Я поморгал, отогнал рукой дым от сигареты,  пытаясь понять, что случилось.  Кроме дыма, рядом вился тополиный пух, от которого чесался нос и резало в глазах.
Донесся крик. Заскрипели тормоза. Состав  останавливался на удивление медленно и очень долго. Будто машинист вспомнил, как его учили правильно водить тепловоз.

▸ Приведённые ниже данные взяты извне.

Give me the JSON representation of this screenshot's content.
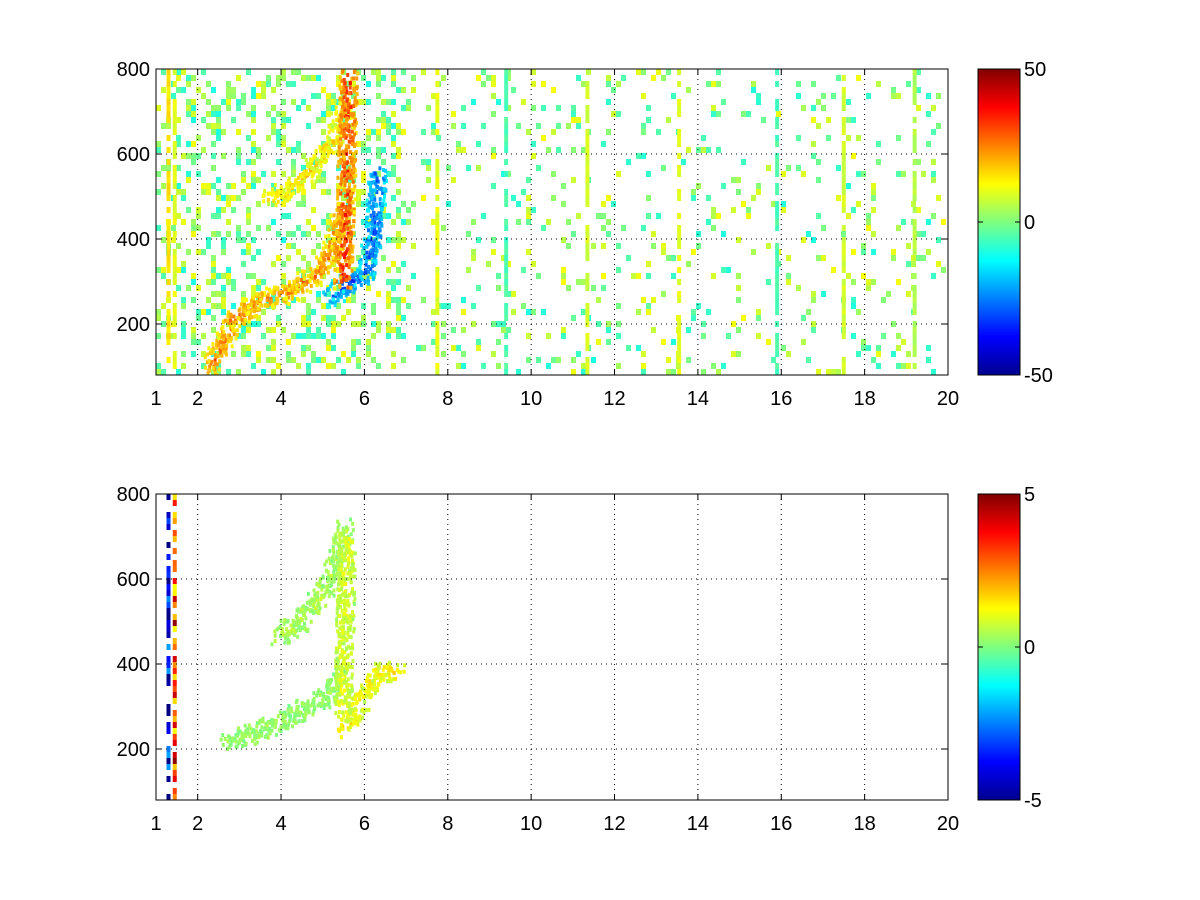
{
  "chart_data": [
    {
      "type": "heatmap",
      "title": "",
      "xlabel": "",
      "ylabel": "",
      "xlim": [
        1,
        20
      ],
      "ylim": [
        80,
        800
      ],
      "x_ticks": [
        "1",
        "2",
        "4",
        "6",
        "8",
        "10",
        "12",
        "14",
        "16",
        "18",
        "20"
      ],
      "x_tick_values": [
        1,
        2,
        4,
        6,
        8,
        10,
        12,
        14,
        16,
        18,
        20
      ],
      "y_ticks": [
        "800",
        "600",
        "400",
        "200"
      ],
      "y_tick_values": [
        800,
        600,
        400,
        200
      ],
      "grid": true,
      "colormap": "jet",
      "colorbar": {
        "min": -50,
        "max": 50,
        "ticks": [
          "50",
          "0",
          "-50"
        ],
        "tick_values": [
          50,
          0,
          -50
        ]
      },
      "features": [
        {
          "name": "",
          "x": [
            2.3,
            2.8,
            3.5,
            4.2,
            4.8,
            5.2,
            5.45
          ],
          "y": [
            100,
            210,
            260,
            280,
            320,
            380,
            480
          ],
          "value": 30
        },
        {
          "name": "",
          "x": [
            3.7,
            4.2,
            4.8,
            5.3,
            5.5
          ],
          "y": [
            500,
            520,
            580,
            650,
            720
          ],
          "value": 20
        },
        {
          "name": "",
          "x": [
            5.2,
            5.6,
            6.0,
            6.2,
            6.3
          ],
          "y": [
            270,
            300,
            320,
            420,
            560
          ],
          "value": -35
        },
        {
          "name": "",
          "x": [
            5.45,
            5.5,
            5.55,
            5.6
          ],
          "y": [
            300,
            420,
            600,
            790
          ],
          "value": 40
        }
      ],
      "stripes": [
        {
          "x": 1.3,
          "value": 15
        },
        {
          "x": 1.45,
          "value": 10
        },
        {
          "x": 7.75,
          "value": 10
        },
        {
          "x": 9.4,
          "value": -5
        },
        {
          "x": 11.35,
          "value": 8
        },
        {
          "x": 13.55,
          "value": 10
        },
        {
          "x": 15.9,
          "value": -5
        },
        {
          "x": 17.5,
          "value": 8
        },
        {
          "x": 19.2,
          "value": 5
        }
      ]
    },
    {
      "type": "heatmap",
      "title": "",
      "xlabel": "",
      "ylabel": "",
      "xlim": [
        1,
        20
      ],
      "ylim": [
        80,
        800
      ],
      "x_ticks": [
        "1",
        "2",
        "4",
        "6",
        "8",
        "10",
        "12",
        "14",
        "16",
        "18",
        "20"
      ],
      "x_tick_values": [
        1,
        2,
        4,
        6,
        8,
        10,
        12,
        14,
        16,
        18,
        20
      ],
      "y_ticks": [
        "800",
        "600",
        "400",
        "200"
      ],
      "y_tick_values": [
        800,
        600,
        400,
        200
      ],
      "grid": true,
      "colormap": "jet",
      "colorbar": {
        "min": -5,
        "max": 5,
        "ticks": [
          "5",
          "0",
          "-5"
        ],
        "tick_values": [
          5,
          0,
          -5
        ]
      },
      "features": [
        {
          "name": "",
          "x": [
            2.7,
            3.3,
            4.0,
            4.6,
            5.1,
            5.4
          ],
          "y": [
            220,
            240,
            270,
            300,
            330,
            380
          ],
          "value": 0.3
        },
        {
          "name": "",
          "x": [
            3.9,
            4.4,
            4.9,
            5.3,
            5.5
          ],
          "y": [
            470,
            500,
            560,
            640,
            730
          ],
          "value": 0.6
        },
        {
          "name": "",
          "x": [
            5.5,
            5.8,
            6.1,
            6.4,
            6.8
          ],
          "y": [
            250,
            300,
            360,
            390,
            380
          ],
          "value": 1.8
        },
        {
          "name": "",
          "x": [
            5.45,
            5.5,
            5.55
          ],
          "y": [
            300,
            450,
            700
          ],
          "value": 1.2
        }
      ],
      "stripes": [
        {
          "x": 1.3,
          "value": -4
        },
        {
          "x": 1.45,
          "value": 3
        }
      ]
    }
  ]
}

- Ой, - закричал кто-то, - под колесами.
Я ничего не мог понять. На всякий случай бросился в ресторан к нашей кормилице «ямахе». В зале танцевали общим кругом и медленными парами. Из кухни раздался голос буфетчицы:

- Перерезал!

Музыка умолкла.

Не буду описывать, как протрезвевшие медики делали операцию солдатику, которые остался  без ног, попав под поезд. Операция прошла успешно. Солдат и его родственники за операцию не платили. А редакция получила свои «лимоны» за музыкальные  услуги, правда, на следующий день. Потому что после операции главный  врач и его окружение допивали  коньяк и водку, как ни в чем не бывало. Не мешать же мужикам! Музыки они больше не захотели. По-дружески поругивали анестезиолога, который чего-то не так сделал. Тот, молодой, но полный мужчина, огрызался:

-Так ему будет лучше.

- Ему уже не будет лучше, - заметил кто-то из коллег.
 
Они  вынырнули из пучины  боли, которую испытывал солдатик. Плыть по ней каждому приходится вместе с пациентом во время операции, страдания и плыть в нем, как в волне тайфуна или цунами, спасая свое сердце от жалости, а я больного человека от смерти. Любой врач во время такой операции живет на грани жизни и небытия. Об этом никто не знает, а если знают, то не могут поверить в это.

Подняли граненые стаканчики за солдатика и за всю нашу нищую армию.